Ana stared at him, surprised by how painful the distance he now put between them was. There would be no reasoning with him tonight. Not when he was so hell bent on denying her suspicions.
“I can see you are angry. You don’t want to believe this to be true. Perhaps I should just go and leave you to consider what I’ve said.”
His eyes narrowed. “Yes, that is probably best.”
Shaking her head, she made for the door, but before she left, she looked over her shoulder.
“Please think about it, Lucas. Because even if you refuse to look into my theories, they have merit. And if you don’t pursue them, I will.”
Before he could answer, she left, shutting the door behind her. Outside in the hallway, she leaned against the barrier that now separated them. But even if the door hadn’t been between them, they were clearly leagues apart. Tonight had changed the fragile relationship they’d been building. Not just the argument they’d had, but making love and his challenges regarding Gilbert, as well.

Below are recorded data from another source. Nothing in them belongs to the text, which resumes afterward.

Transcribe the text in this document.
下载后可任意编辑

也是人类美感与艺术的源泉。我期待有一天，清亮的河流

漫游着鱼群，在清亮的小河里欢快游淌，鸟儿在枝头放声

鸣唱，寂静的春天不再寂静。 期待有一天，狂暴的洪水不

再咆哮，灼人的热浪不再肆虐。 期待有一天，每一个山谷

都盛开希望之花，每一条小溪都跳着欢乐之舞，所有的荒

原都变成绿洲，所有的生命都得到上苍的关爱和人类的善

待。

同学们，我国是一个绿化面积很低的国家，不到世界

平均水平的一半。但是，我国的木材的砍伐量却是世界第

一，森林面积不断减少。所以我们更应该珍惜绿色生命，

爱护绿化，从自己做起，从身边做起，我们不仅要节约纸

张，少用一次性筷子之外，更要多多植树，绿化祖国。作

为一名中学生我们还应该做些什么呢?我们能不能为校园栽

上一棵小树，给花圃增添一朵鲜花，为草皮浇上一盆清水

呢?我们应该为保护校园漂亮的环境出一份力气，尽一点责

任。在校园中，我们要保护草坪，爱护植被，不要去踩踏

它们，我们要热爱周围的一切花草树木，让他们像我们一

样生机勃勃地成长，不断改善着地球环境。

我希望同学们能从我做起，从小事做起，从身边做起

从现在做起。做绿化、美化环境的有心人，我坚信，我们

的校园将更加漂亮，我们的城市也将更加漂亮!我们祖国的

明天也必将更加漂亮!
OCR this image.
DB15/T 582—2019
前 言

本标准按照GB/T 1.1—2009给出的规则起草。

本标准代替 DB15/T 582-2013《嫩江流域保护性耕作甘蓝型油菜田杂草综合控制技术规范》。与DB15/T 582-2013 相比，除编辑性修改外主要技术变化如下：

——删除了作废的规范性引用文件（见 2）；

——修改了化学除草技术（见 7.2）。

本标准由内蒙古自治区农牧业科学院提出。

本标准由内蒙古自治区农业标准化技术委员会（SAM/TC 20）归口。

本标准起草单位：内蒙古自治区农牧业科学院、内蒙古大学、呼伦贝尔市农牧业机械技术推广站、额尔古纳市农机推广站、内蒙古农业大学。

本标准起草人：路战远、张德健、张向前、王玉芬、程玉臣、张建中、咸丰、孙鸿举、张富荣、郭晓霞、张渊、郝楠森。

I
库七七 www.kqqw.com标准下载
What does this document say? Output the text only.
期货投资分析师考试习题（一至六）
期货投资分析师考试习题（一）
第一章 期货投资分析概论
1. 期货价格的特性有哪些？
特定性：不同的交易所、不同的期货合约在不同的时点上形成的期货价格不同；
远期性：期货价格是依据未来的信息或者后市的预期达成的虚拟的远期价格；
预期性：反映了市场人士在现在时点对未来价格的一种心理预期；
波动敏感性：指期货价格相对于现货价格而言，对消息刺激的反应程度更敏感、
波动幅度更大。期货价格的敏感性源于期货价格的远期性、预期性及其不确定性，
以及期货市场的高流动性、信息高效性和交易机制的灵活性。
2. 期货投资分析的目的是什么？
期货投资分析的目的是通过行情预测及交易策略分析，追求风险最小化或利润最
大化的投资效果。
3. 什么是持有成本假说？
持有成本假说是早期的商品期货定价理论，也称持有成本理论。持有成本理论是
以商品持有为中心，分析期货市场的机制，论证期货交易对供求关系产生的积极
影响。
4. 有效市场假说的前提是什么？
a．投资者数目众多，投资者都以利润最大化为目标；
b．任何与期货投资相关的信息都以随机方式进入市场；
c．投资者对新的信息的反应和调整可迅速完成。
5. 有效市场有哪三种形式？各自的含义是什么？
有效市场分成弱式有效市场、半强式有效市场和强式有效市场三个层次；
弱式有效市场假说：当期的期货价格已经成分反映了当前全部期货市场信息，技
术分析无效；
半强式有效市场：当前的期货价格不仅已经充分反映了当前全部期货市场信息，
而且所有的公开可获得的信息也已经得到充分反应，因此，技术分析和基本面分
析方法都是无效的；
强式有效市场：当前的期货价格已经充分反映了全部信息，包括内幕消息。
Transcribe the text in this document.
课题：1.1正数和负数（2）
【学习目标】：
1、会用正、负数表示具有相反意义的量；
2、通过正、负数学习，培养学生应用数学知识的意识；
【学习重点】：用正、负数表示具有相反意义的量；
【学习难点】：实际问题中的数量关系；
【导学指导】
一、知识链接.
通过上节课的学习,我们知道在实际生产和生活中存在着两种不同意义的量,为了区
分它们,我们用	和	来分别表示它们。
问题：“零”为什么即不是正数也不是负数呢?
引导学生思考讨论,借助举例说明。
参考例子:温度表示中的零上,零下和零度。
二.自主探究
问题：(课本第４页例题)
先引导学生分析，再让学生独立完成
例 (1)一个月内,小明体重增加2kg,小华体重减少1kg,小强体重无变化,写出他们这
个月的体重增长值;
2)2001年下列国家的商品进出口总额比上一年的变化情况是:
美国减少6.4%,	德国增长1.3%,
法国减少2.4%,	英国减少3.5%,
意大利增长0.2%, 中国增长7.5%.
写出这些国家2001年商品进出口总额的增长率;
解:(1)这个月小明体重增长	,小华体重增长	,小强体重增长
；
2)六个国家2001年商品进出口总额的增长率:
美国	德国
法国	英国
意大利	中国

Nothing would ever be the same again.
What did that mean? And why did it frighten her so much?
She wasn’t sure. The only thing she was sure of was that he was the most frustrating man she had ever met. And she could not deny that he’d given her the most wonderful night of her life.
Meredith held up the tea pot in offering, first to Ana, then to Tristan. Both of them shook their heads. Meredith splashed a bit in her own cup, then returned to the little round table in her parlor. She sat down between her husband and Ana, and gave her friend a smile.
Ana wished she could return the smile with one so broad and free of tangled emotions, but it was impossible. As pleasant as it was to sit in Meredith and Tristan’s home, her mind was constantly turning, burning with memory, aching with doubt and possibility.